My chin drops to my chest in a half nod. After our mother left, I ate almost exclusively in the dark. Or drunk, which is almost the same.

“You felt a lot of shame around eating or preparing food or engaging in behaviors.” Shrink nods her understanding. “It’s exhausting, isn’t it? Carrying that kind of shame?” Her eyes flick to me, like Stevie?

“I don’t want to talk about it.” I look just beyond my plate. The smells are too much and all the food is touching and really, tomorrow is a much better day to stop losing weight. “Is it hot in here? It’s hot in here.”

Shrink reaches overhead and yanks a beaded brass chain, sending the ceiling fan above us in reluctant circles. “Better?”

I shrug.

The table goes silent, except for the clinking of forks that are not mine.

“You’re not the only one, Stevie,” Cate says quietly.

Shrink puts her fork down. “What do you mean, Cate?”

“I just mean . . . it’s hard for all of us, that’s all. Maybe if you talked about it some, it would make it easier. Or you’d see that you weren’t the only one feeling . . . whatever.”

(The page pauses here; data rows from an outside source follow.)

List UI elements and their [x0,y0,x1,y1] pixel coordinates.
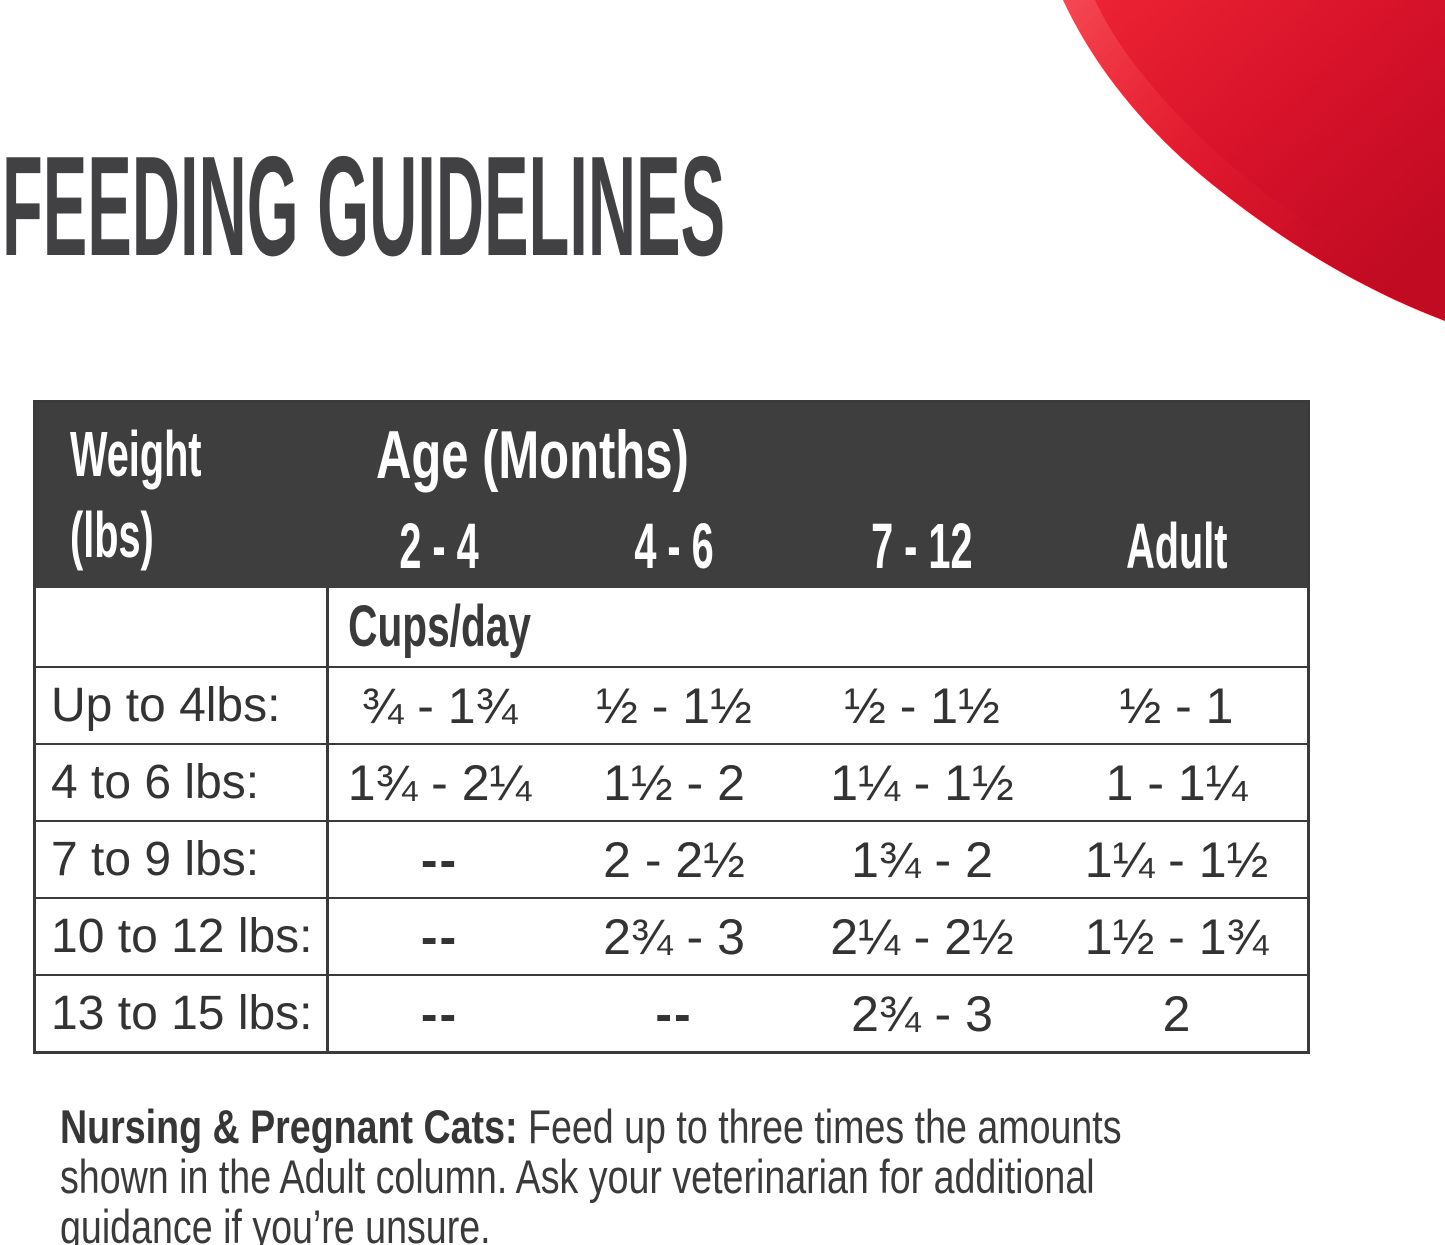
units-row-weight-cell [36,588,329,666]
value-cell: -- [420,908,459,965]
value-cell: 2¼ - 2½ [830,908,1014,965]
table-row: 7 to 9 lbs: -- 2 - 2½ 1¾ - 2 1¼ - 1½ [36,820,1307,897]
age-col-7-12: 7 - 12 [871,510,973,582]
value-cell: -- [655,985,693,1042]
weight-label: 10 to 12 lbs: [36,899,329,974]
value-cell: 1½ - 1¾ [1084,908,1269,965]
value-cell: 1¼ - 1½ [1084,831,1269,888]
value-cell: ½ - 1 [1119,677,1234,734]
value-cell: ¾ - 1¾ [361,677,518,734]
table-header: Weight (lbs) Age (Months) 2 - 4 4 - 6 7 … [36,403,1307,588]
nursing-note-line1: Feed up to three times the amounts [517,1100,1122,1153]
table-row: Up to 4lbs: ¾ - 1¾ ½ - 1½ ½ - 1½ ½ - 1 [36,666,1307,743]
value-cell: 1½ - 2 [603,754,745,811]
page-title-text: FEEDING GUIDELINES [2,127,726,286]
nursing-note-line3: guidance if you’re unsure. [60,1200,491,1245]
units-empty-cell [550,588,798,666]
units-label: Cups/day [348,594,531,659]
value-cell: -- [420,985,459,1042]
units-empty-cell [798,588,1046,666]
value-cell: 1 - 1¼ [1105,754,1248,811]
nursing-note-lead: Nursing & Pregnant Cats: [60,1100,518,1153]
units-empty-cell [1046,588,1307,666]
nursing-note-text: Nursing & Pregnant Cats: Feed up to thre… [60,1102,1122,1245]
table-row: 10 to 12 lbs: -- 2¾ - 3 2¼ - 2½ 1½ - 1¾ [36,897,1307,974]
value-cell: ½ - 1½ [844,677,1000,734]
value-cell: 1¼ - 1½ [830,754,1014,811]
value-cell: 2¾ - 3 [851,985,993,1042]
nursing-note-line2: shown in the Adult column. Ask your vete… [60,1150,1095,1203]
weight-label: Up to 4lbs: [36,668,329,743]
value-cell: ½ - 1½ [596,677,752,734]
table-row: 4 to 6 lbs: 1¾ - 2¼ 1½ - 2 1¼ - 1½ 1 - 1… [36,743,1307,820]
weight-header-line2: (lbs) [70,499,154,571]
age-col-2-4: 2 - 4 [399,510,480,582]
weight-label: 7 to 9 lbs: [36,822,329,897]
feeding-table: Weight (lbs) Age (Months) 2 - 4 4 - 6 7 … [33,400,1310,1054]
units-label-cell: Cups/day [329,588,550,666]
value-cell: 1¾ - 2 [851,831,993,888]
age-header-cell: Age (Months) 2 - 4 4 - 6 7 - 12 Adult [329,403,1307,588]
units-row: Cups/day [36,588,1307,666]
value-cell: 2 - 2½ [603,831,745,888]
age-column-headers: 2 - 4 4 - 6 7 - 12 Adult [329,514,1307,578]
weight-label: 13 to 15 lbs: [36,976,329,1051]
nursing-note: Nursing & Pregnant Cats: Feed up to thre… [60,1102,1387,1245]
age-col-adult: Adult [1125,510,1228,582]
page-title: FEEDING GUIDELINES [2,136,1445,278]
age-col-4-6: 4 - 6 [634,510,714,582]
age-header-label: Age (Months) [376,417,689,493]
value-cell: -- [420,831,459,888]
weight-header-cell: Weight (lbs) [36,403,329,588]
red-swoosh-graphic [1063,0,1445,321]
weight-label: 4 to 6 lbs: [36,745,329,820]
value-cell: 2 [1162,985,1191,1042]
value-cell: 1¾ - 2¼ [347,754,532,811]
value-cell: 2¾ - 3 [603,908,745,965]
table-row: 13 to 15 lbs: -- -- 2¾ - 3 2 [36,974,1307,1051]
weight-header-line1: Weight [70,418,202,490]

I stare at my plate. “I’m feeling like . . . this pasta sucks,” I say, and the other girls laugh, but the laughter is too shallow to be real.

“Stevie, I notice that you’re having trouble with your meal,” Shrink says.

I look around, and the other girls are halfway through their pasta.

“I wonder if it would be helpful to you if we played a game to distract while you eat. Could we give that a try?”

I’ve looked at her before, but now I really look at her. I hold her turquoise gaze without looking away, like there is a silky thread strung from my pupils to hers, and I do the unthinkable: I beg. Please don’t make me do this. Not today. I try to make her understand what I know deep down: I can’t. Get it?

She gives me an almost imperceptible head nod that proves she doesn’t.

“We can play the alphabet game.” Ashley reaches over and squeezes my wrist. For a second, my red bracelet disappears. I don’t breathe again until she lets go. “Books. You like books, right? I’ll go. A: Alexander and the Terrible, Horrible, No Good, Very Bad Day. It’s a kid’s book. I used to read it when—I was a kid.”

“I don’t want to play,” I mumble. Accidentally, my gaze falls on my plate. The pasta writhing beneath chunks of sauce. The salad limp and slick.

B: Breaking Dawn. From Twilight,” Cate says before carefully pressing the tines of her fork into a pale, fleshy tomato.

C: Charlie and the Chocolate Factory,” Shrink says. “My absolute favorite. Give it a shot, Stevie. I know you can do it.”

I lift my fork, all the while thinking nonononono, but fuck I have to, there’s no other choice. It’sforJoshit’sforJosh. And I stab a chunk of carrot with my fork. It feels like lead on my tongue and I chew and swallow fast. The oil from the dressing coats the inside of my mouth, and Shrink smiles.

“Can I do a movie?” Teagan’s voice sounds far away. “D: Dirty Dancing. My older sister used to watch that movie all the time. The main guy’s dead from cancer.”

My fingers still frozen around the fork, I try again. Twirl the pasta around the tines while I think about anything other than the whiteness of it, the carbs, the butter. I stab and twirl, then slip the fork past my unwilling lips.

It should feel like something more than this. It should be a monumental moment, but it isn’t. One minute I’m taking a bite of pasta, and then next Shrink is saying G: Great Expectations and I can feel everything mixing around together in my gut and my stomach surges a few times—false starts.

At the end of the meal, we clear our plates and leave them in the sink.

“Excellent job, girls. I’m proud of all of you,” Shrink says. She drains the last of her Coke, which surprises me, because she seems like a coconut water kind of chick. “You can head back to the villa together, if you’d like. I’ll finish up here.”

Outside, I squint into the heat. I can feel my stomach expanding, my belly fighting against the waistband of my jeans. I hate this, all of it. I hate Shrink and I hate myself and I even hate Josh a little, which I know is unfair, but there it is.